The grace and beauty of buildings like this just tickled me. No doubt about it: I was in the right profession.
I took the elevator to the seventeenth floor.
Unfortunately, like so many older buildings, while the lobby and stairwell retained their original charm the offices had been gutted and updated with the trappings of the modern office suite: drop acoustic tiles, temporary walls and cubicles, and windows that couldn’t be opened. I had the sense Skip Buhner, et al, would approve.
The offices of Tempus, Ltd. were down the hall to the left. A burly security guard at the door checked my name against a list on a clipboard.

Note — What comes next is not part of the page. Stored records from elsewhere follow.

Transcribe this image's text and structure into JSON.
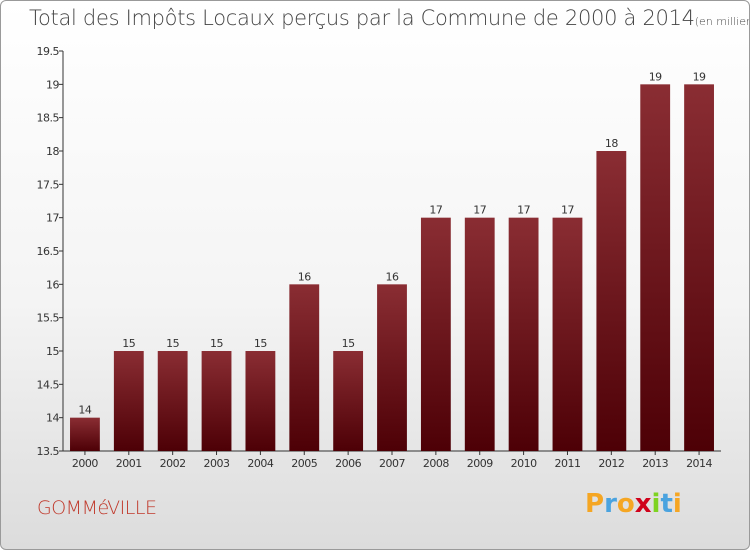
{
  "page": {
    "title": "Total des Impôts Locaux perçus par la Commune de 2000 à 2014",
    "unit_note": "(en milliers d'€)",
    "commune": "GOMMéVILLE",
    "logo": {
      "letters": [
        "P",
        "r",
        "o",
        "x",
        "i",
        "t",
        "i"
      ],
      "colors": [
        "#f5a623",
        "#4aa3df",
        "#f5a623",
        "#d0021b",
        "#7ed321",
        "#4aa3df",
        "#f5a623"
      ]
    }
  },
  "chart_data": {
    "type": "bar",
    "title": "Total des Impôts Locaux perçus par la Commune de 2000 à 2014",
    "ylabel": "en milliers d'€",
    "categories": [
      "2000",
      "2001",
      "2002",
      "2003",
      "2004",
      "2005",
      "2006",
      "2007",
      "2008",
      "2009",
      "2010",
      "2011",
      "2012",
      "2013",
      "2014"
    ],
    "values": [
      14,
      15,
      15,
      15,
      15,
      16,
      15,
      16,
      17,
      17,
      17,
      17,
      18,
      19,
      19
    ],
    "value_labels": [
      "14",
      "15",
      "15",
      "15",
      "15",
      "16",
      "15",
      "16",
      "17",
      "17",
      "17",
      "17",
      "18",
      "19",
      "19"
    ],
    "ylim": [
      13.5,
      19.5
    ],
    "yticks": [
      13.5,
      14,
      14.5,
      15,
      15.5,
      16,
      16.5,
      17,
      17.5,
      18,
      18.5,
      19,
      19.5
    ],
    "ytick_labels": [
      "13.5",
      "14",
      "14.5",
      "15",
      "15.5",
      "16",
      "16.5",
      "17",
      "17.5",
      "18",
      "18.5",
      "19",
      "19.5"
    ],
    "bar_color": "#6b0f12",
    "grid": false
  }
}
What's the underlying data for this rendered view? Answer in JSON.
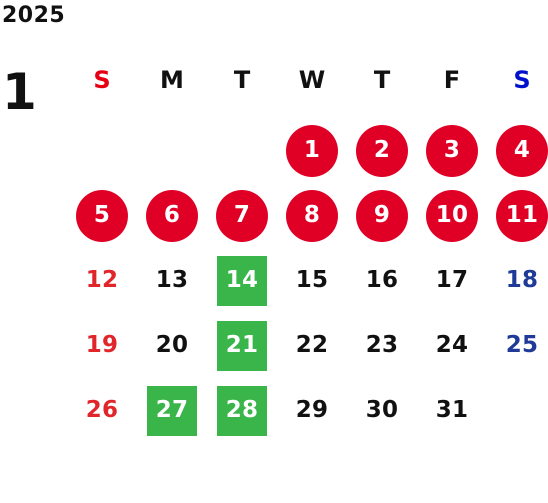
{
  "calendar": {
    "year": "2025",
    "month": "1",
    "colors": {
      "sunday": "#e0262a",
      "saturday": "#1f3b97",
      "weekday": "#111111",
      "holiday_fill": "#e00026",
      "event_fill": "#39b54a"
    },
    "weekdays": [
      {
        "label": "S",
        "color": "#e60012"
      },
      {
        "label": "M",
        "color": "#111111"
      },
      {
        "label": "T",
        "color": "#111111"
      },
      {
        "label": "W",
        "color": "#111111"
      },
      {
        "label": "T",
        "color": "#111111"
      },
      {
        "label": "F",
        "color": "#111111"
      },
      {
        "label": "S",
        "color": "#0011cc"
      }
    ],
    "start_weekday": 3,
    "days": [
      {
        "n": "1",
        "style": "holiday"
      },
      {
        "n": "2",
        "style": "holiday"
      },
      {
        "n": "3",
        "style": "holiday"
      },
      {
        "n": "4",
        "style": "holiday"
      },
      {
        "n": "5",
        "style": "holiday"
      },
      {
        "n": "6",
        "style": "holiday"
      },
      {
        "n": "7",
        "style": "holiday"
      },
      {
        "n": "8",
        "style": "holiday"
      },
      {
        "n": "9",
        "style": "holiday"
      },
      {
        "n": "10",
        "style": "holiday"
      },
      {
        "n": "11",
        "style": "holiday"
      },
      {
        "n": "12",
        "style": "sunday"
      },
      {
        "n": "13",
        "style": "normal"
      },
      {
        "n": "14",
        "style": "event"
      },
      {
        "n": "15",
        "style": "normal"
      },
      {
        "n": "16",
        "style": "normal"
      },
      {
        "n": "17",
        "style": "normal"
      },
      {
        "n": "18",
        "style": "saturday"
      },
      {
        "n": "19",
        "style": "sunday"
      },
      {
        "n": "20",
        "style": "normal"
      },
      {
        "n": "21",
        "style": "event"
      },
      {
        "n": "22",
        "style": "normal"
      },
      {
        "n": "23",
        "style": "normal"
      },
      {
        "n": "24",
        "style": "normal"
      },
      {
        "n": "25",
        "style": "saturday"
      },
      {
        "n": "26",
        "style": "sunday"
      },
      {
        "n": "27",
        "style": "event"
      },
      {
        "n": "28",
        "style": "event"
      },
      {
        "n": "29",
        "style": "normal"
      },
      {
        "n": "30",
        "style": "normal"
      },
      {
        "n": "31",
        "style": "normal"
      }
    ]
  }
}
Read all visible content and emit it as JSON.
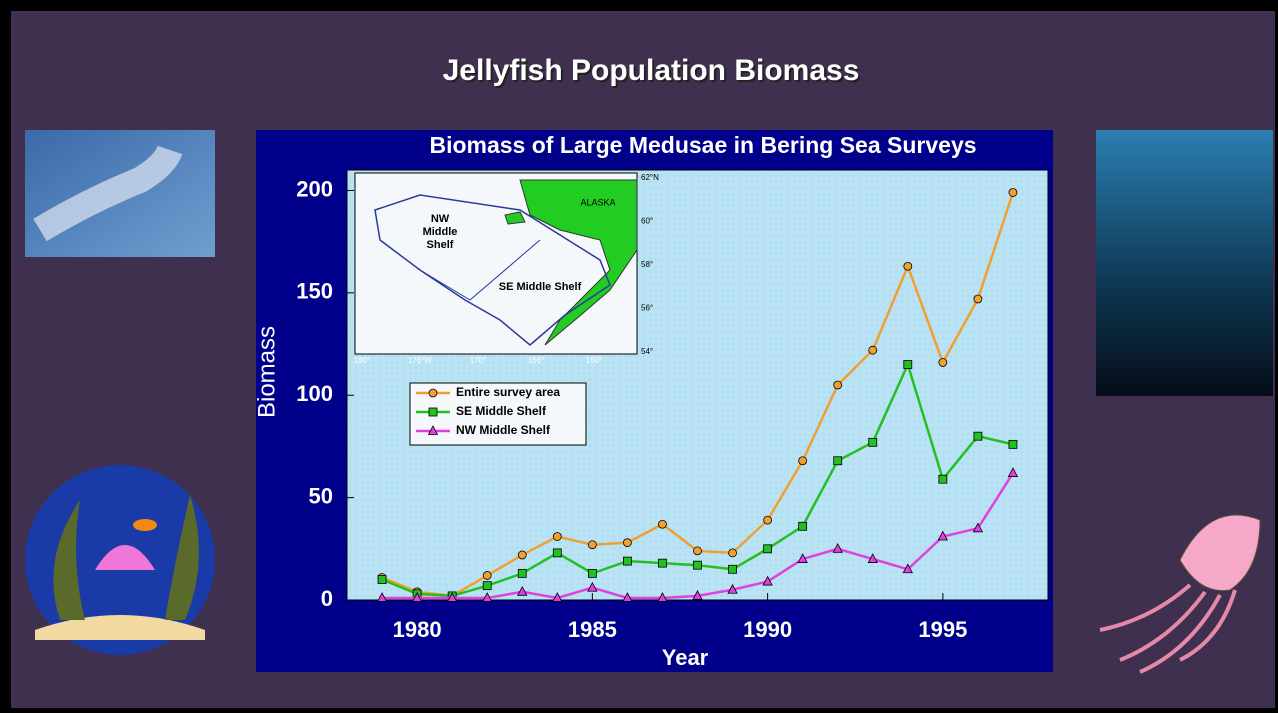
{
  "slide_title": "Jellyfish Population Biomass",
  "chart_data": {
    "type": "line",
    "title": "Biomass of Large Medusae in Bering Sea Surveys",
    "x_label": "Year",
    "y_label": "Biomass",
    "x": [
      1979,
      1980,
      1981,
      1982,
      1983,
      1984,
      1985,
      1986,
      1987,
      1988,
      1989,
      1990,
      1991,
      1992,
      1993,
      1994,
      1995,
      1996,
      1997
    ],
    "series": [
      {
        "name": "Entire survey area",
        "color": "#f0a030",
        "marker": "circle",
        "values": [
          11,
          4,
          2,
          12,
          22,
          31,
          27,
          28,
          37,
          24,
          23,
          39,
          68,
          105,
          122,
          163,
          116,
          147,
          199
        ]
      },
      {
        "name": "SE Middle Shelf",
        "color": "#22c022",
        "marker": "square",
        "values": [
          10,
          3,
          2,
          7,
          13,
          23,
          13,
          19,
          18,
          17,
          15,
          25,
          36,
          68,
          77,
          115,
          59,
          80,
          76
        ]
      },
      {
        "name": "NW Middle Shelf",
        "color": "#e040e0",
        "marker": "triangle",
        "values": [
          1,
          1,
          1,
          1,
          4,
          1,
          6,
          1,
          1,
          2,
          5,
          9,
          20,
          25,
          20,
          15,
          31,
          35,
          62
        ]
      }
    ],
    "xlim": [
      1978,
      1998
    ],
    "ylim": [
      0,
      210
    ],
    "xticks": [
      1980,
      1985,
      1990,
      1995
    ],
    "yticks": [
      0,
      50,
      100,
      150,
      200
    ],
    "grid": false,
    "inset_map": {
      "region": "ALASKA",
      "nw_label": [
        "NW",
        "Middle",
        "Shelf"
      ],
      "se_label": "SE Middle Shelf",
      "lon_labels": [
        "180°",
        "176°W",
        "170°",
        "166°",
        "160°"
      ],
      "lat_labels": [
        "62°N",
        "60°",
        "58°",
        "56°",
        "54°"
      ]
    }
  }
}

Even though I had been summoned here to do the Flynts a favor, I was allowed to cool my heels for five minutes in the plush waiting room, where sage-green walls were covered in artistic black-and-white photos of attractive old people. I used the time to answer phone calls and some text messages, which the receptionist—a blonde, with her hair done up in a do as if she’d stepped off the set of Mad Men—seemed to find annoying. But if I was going to be made to wait, I was going to get some work done.
Finally, I was met not by George, but by Lacey Flynt.
She approached with a fake smile, and gave me the once-over, conveying the kind of dismissive disdain she had apparently learned from her father and grandfather.